Optimising NHS Print and Document Workflow Procurement in 2026

Insights to support NHS buyers in navigating office print, document procurement and driving greater efficiency in 2026.

Today, strategies for procuring managed print, document software and information solutions are evolving to meet critical healthcare priorities. We’ve seen those aims reflected in initiatives like the NHS 10 year plan, where every part of the healthcare service is guided to uncover greater efficiencies as part of an ambition for a fully digital NHS, whilst also delivering cost savings.

In this blog, we cover:

  • Procurement act 2023: balancing cost-effectiveness with strategic value
  • The need for operational efficiency
  • Thoughts from our UK and Ireland Bid Centre Manager
  • The Cyber Security and Resilience Bill
  • Choosing the right route to market

Procurement Act 2023: balancing cost-effectiveness with strategic value

The Procurement Act 2023 positions value for money as a core objective of public procurement. We notice a change in terminology from ‘most economically advantageous tender’ (MEAT) to ‘most advantageous tender’ (MAT) and whilst this adjustment does not alter policy; rather, it clarifies that contracting authorities are not required to award contracts based on lowest price or cost, nor must price always take precedence over non-price factors.1

In practice, this encourages a more balanced approach to managed print procurement enabling the NHS to take steps toward long-term strategic aims related to:

  • The need for operational efficiency
  • Security posture
  • Digital integration through automation of workflows.

The need for operational efficiency

Every day, around 1.7 million patient interactions2 generate documents like records, discharge summaries and referrals.
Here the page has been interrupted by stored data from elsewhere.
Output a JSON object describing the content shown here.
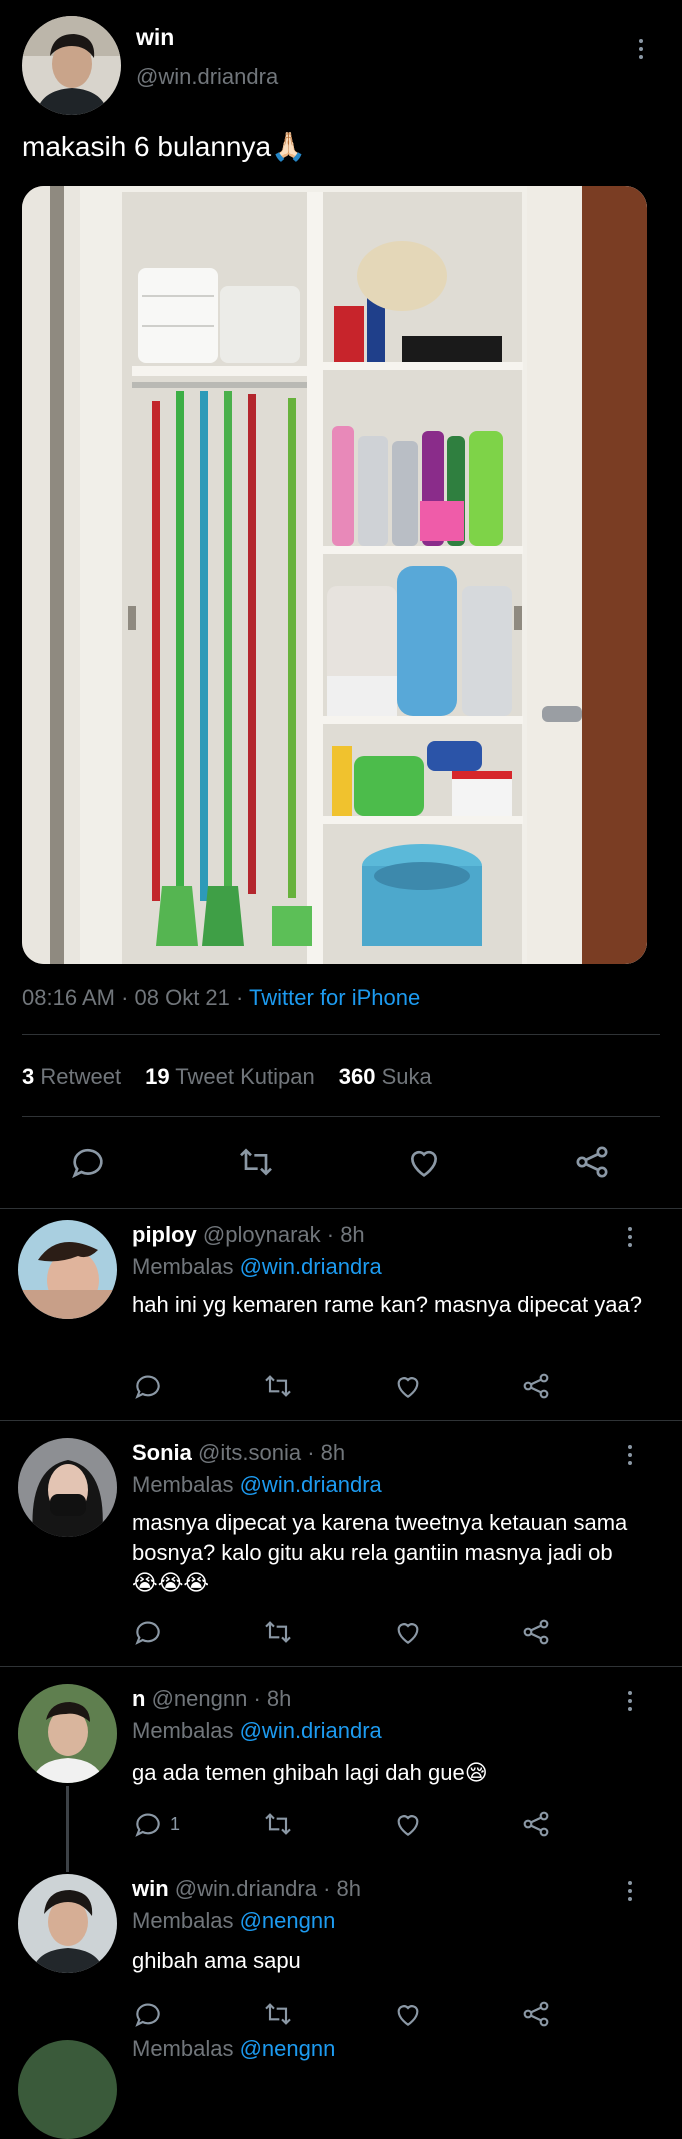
{
  "tweet": {
    "display_name": "win",
    "handle": "@win.driandra",
    "text": "makasih 6 bulannya🙏🏻",
    "time": "08:16 AM · 08 Okt 21 · ",
    "source": "Twitter for iPhone",
    "stats": {
      "retweets_count": "3",
      "retweets_label": "Retweet",
      "quotes_count": "19",
      "quotes_label": "Tweet Kutipan",
      "likes_count": "360",
      "likes_label": "Suka"
    }
  },
  "replies": [
    {
      "name": "piploy",
      "handle": "@ploynarak",
      "time": " · 8h",
      "replying_prefix": "Membalas ",
      "replying_to": "@win.driandra",
      "text": "hah ini yg kemaren rame kan? masnya dipecat yaa?",
      "reply_count": ""
    },
    {
      "name": "Sonia",
      "handle": "@its.sonia",
      "time": " · 8h",
      "replying_prefix": "Membalas ",
      "replying_to": "@win.driandra",
      "text": "masnya dipecat ya karena tweetnya ketauan sama bosnya? kalo gitu aku rela gantiin masnya jadi ob😭😭😭",
      "reply_count": ""
    },
    {
      "name": "n",
      "handle": "@nengnn",
      "time": " · 8h",
      "replying_prefix": "Membalas ",
      "replying_to": "@win.driandra",
      "text": "ga ada temen ghibah lagi dah gue😪",
      "reply_count": "1"
    },
    {
      "name": "win",
      "handle": "@win.driandra",
      "time": " · 8h",
      "replying_prefix": "Membalas ",
      "replying_to": "@nengnn",
      "text": "ghibah ama sapu",
      "reply_count": ""
    }
  ],
  "partial_reply": {
    "replying_prefix": "Membalas ",
    "replying_to": "@nengnn"
  },
  "colors": {
    "background": "#000000",
    "accent": "#1d9bf0",
    "muted": "#71767b",
    "divider": "#2f3336"
  }
}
Despite ambitions for a paperlite NHS, print, scan, and copy remain essential. Forecasts predicted a 7.58% rise in scan volumes by 20253; driven by digitisation of documents, sustainability and efforts to minimise physical filing.

This increase highlights why procuring solutions that streamline the post-scan journey such as classification, metadata tagging, and secure routing into EPR systems are becoming critical for efficiency as NHS leaders work towards a 2% year-on-year productivity gain for the next three years4. Ultimately, strategic procurement of these technologies is key to building a truly patient-centric, productive NHS back office.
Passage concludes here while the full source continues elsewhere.